Selon les dispositions de l’article 44 de la loi de financement de la sécurité sociale pour 2018 (Loi n°2017-1836), à partir du 1er juillet 2018, les salariés victimes d’une maladie professionnelle recevront leur indemnisation à la date de la première constatation médicale de la maladie, c’est-à-dire dès l’apparition des premiers symptômes de leur maladie.

Une meilleure indemnisation du salarié

Jusqu’à présent, l’indemnisation de la maladie professionnelle débute au moment où le médecin établit un lien possible entre la pathologie et l’activité professionnelle du salarié, c’est à dire à la date du certificat médical initial.

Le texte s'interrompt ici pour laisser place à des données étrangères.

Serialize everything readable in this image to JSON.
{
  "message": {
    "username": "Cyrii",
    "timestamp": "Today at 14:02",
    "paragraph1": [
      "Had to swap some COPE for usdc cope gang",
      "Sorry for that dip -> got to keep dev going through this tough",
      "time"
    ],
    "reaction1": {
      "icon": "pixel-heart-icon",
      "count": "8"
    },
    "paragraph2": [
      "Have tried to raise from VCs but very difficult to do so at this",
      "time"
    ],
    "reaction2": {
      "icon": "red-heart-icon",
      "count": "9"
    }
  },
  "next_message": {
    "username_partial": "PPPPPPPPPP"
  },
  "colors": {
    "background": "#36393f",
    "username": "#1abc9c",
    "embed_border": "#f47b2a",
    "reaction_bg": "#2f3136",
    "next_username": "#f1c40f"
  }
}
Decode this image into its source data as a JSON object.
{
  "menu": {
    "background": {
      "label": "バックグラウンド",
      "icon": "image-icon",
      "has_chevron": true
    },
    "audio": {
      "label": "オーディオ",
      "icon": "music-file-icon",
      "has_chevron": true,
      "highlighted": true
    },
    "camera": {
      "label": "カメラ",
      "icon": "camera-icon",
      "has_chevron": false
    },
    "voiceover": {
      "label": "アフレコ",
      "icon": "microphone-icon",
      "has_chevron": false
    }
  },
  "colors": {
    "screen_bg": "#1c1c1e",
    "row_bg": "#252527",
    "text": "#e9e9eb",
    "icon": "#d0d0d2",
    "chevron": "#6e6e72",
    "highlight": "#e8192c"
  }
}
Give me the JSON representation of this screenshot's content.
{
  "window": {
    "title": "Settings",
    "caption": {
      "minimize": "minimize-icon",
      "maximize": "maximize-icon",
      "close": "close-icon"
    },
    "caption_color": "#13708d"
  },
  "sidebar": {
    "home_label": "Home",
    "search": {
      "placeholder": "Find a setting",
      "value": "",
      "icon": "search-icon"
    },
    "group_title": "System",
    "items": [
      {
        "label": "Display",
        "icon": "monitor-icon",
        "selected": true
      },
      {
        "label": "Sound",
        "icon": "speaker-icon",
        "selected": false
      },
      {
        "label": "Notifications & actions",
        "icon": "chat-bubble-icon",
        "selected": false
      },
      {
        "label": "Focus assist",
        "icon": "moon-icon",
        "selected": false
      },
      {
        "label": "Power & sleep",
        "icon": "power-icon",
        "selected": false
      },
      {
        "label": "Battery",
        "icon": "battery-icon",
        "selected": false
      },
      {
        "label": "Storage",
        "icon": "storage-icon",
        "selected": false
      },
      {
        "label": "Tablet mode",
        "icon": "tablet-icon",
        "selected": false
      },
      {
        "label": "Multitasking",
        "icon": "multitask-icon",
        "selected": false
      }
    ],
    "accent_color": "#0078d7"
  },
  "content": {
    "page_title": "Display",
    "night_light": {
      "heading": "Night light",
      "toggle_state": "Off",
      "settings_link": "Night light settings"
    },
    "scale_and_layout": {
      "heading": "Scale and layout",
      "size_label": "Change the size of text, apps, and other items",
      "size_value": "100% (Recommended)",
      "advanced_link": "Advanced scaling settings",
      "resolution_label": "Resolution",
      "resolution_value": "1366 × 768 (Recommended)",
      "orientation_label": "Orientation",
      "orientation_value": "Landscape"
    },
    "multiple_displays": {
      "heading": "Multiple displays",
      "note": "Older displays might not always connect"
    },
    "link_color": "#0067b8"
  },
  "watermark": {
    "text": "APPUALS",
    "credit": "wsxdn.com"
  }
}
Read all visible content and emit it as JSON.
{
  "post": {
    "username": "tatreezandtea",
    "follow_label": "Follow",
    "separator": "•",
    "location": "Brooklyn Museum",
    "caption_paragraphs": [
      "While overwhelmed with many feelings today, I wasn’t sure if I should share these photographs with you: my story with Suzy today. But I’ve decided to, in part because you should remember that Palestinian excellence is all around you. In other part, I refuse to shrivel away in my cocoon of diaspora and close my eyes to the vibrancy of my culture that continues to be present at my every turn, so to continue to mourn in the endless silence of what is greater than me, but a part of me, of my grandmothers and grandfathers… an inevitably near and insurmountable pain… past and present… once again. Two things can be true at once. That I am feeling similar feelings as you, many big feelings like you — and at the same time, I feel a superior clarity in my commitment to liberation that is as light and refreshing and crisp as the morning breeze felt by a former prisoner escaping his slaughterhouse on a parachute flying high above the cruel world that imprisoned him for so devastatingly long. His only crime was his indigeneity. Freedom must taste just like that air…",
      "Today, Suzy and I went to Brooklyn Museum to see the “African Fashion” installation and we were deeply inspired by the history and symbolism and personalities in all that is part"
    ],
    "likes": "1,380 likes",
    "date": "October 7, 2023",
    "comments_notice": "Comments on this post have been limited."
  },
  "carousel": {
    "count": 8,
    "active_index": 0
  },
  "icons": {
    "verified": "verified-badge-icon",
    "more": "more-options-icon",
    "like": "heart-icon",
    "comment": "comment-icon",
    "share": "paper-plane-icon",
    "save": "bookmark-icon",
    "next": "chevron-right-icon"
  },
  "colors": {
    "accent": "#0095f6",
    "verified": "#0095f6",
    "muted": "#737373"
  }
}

Dès lors, pour certaines pathologies dont l’origine professionnelle n’est pas immédiatement identifiable (type cancer, amiante…), le salarié bénéficie d’une indemnisation partielle. Ainsi cette mesure vise à mieux indemniser le salarié, et ce, dès l’apparition des symptômes indépendamment de la date à laquelle le salarié a connaissance de son origine éventuellement professionnelle.

Toutefois, afin de limiter l’aléa pesant sur les entreprises, une limite est posée : l’indemnisation ne pourra pas débuter plus de deux ans avant la demande de reconnaissance de maladie professionnelle du salarié auprès de la CPAM.

Un surcoût pour les entreprises

Cette nouvelle règle aura probablement des répercussions sur la tarification AT/MP des entreprises afin de pallier le surcoût de ces indemnisations notamment par une majoration des coûts moyens des sinistres pour les années suivantes.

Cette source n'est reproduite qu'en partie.